Item Open Access The Role of Tie1 Threonine Phosphorylation in a Novel Angiogenesis Regulatory Pathway(2015) Reinardy, JessicaThe endothelial receptor tyrosine kinase (RTK) Tie1 was discovered over 20 years ago, yet its precise function and mode of action remain enigmatic. To shed light on Tie1’s role in endothelial cell biology, we investigated a potential threonine phosphorylation site within the juxtamembrane domain of Tie1. Expression of a non-phosphorylatable mutant of this site (T794A) in zebrafish (Danio rerio) significantly disrupted vascular development, resulting in fish with stunted and poorly branched intersomitic vessels.
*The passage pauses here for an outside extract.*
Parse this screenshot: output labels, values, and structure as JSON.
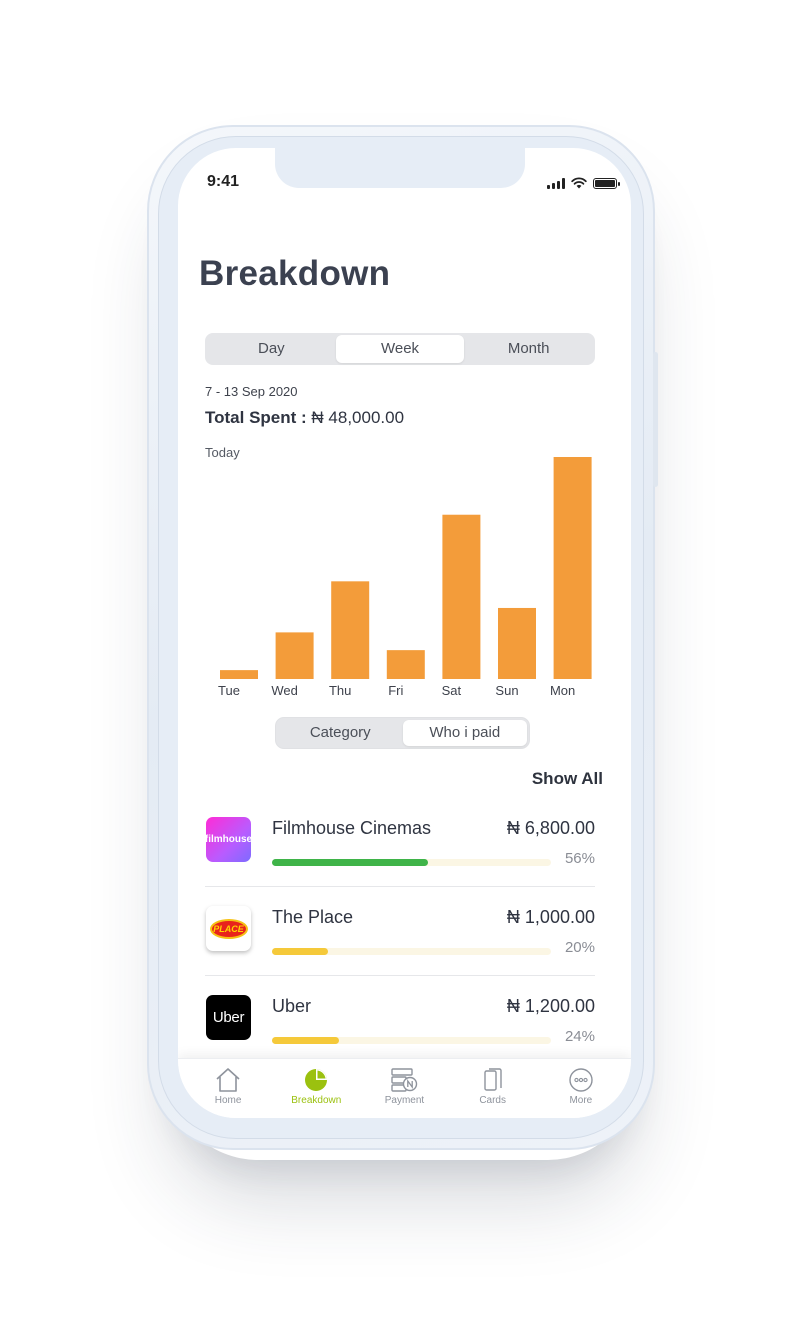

Similarly, T794A-expressing human umbilical vein endothelial cells formed significantly shorter tubes with fewer branches in three-dimensional Matrigel cultures. However, mutation of T794 did not alter Tie1 or Tie2 tyrosine phosphorylation or downstream signaling in any detectable way, suggesting that T794 phosphorylation may regulate a Tie1 function independent of its activity as a kinase. Although T794 is within a consensus Akt phosphorylation site, we were unable to identify a physiological activator of Akt that could induce T794 phosphorylation, suggesting that Akt is not the physiological Tie1-T794 kinase. However, the small GTPase Ras-related C3 botulinum toxin substrate 1 (Rac1), which is required for angiogenesis and capillary morphogenesis, was found to associate with phospho-T794 but not the non-phosphorylatable T794A mutant. Pharmacological activation of Rac1 induced downstream activation of p21-activated kinase (PAK1) and T794 phosphorylation in vitro, and inhibition of PAK1 abrogated T794 phosphorylation. Our results provide the first demonstration of a signaling pathway mediated by Tie1 in endothelial cells, and they suggest that a novel feedback loop involving Rac1/PAK1-mediated phosphorylation of Tie1 on T794 is required for proper angiogenesis.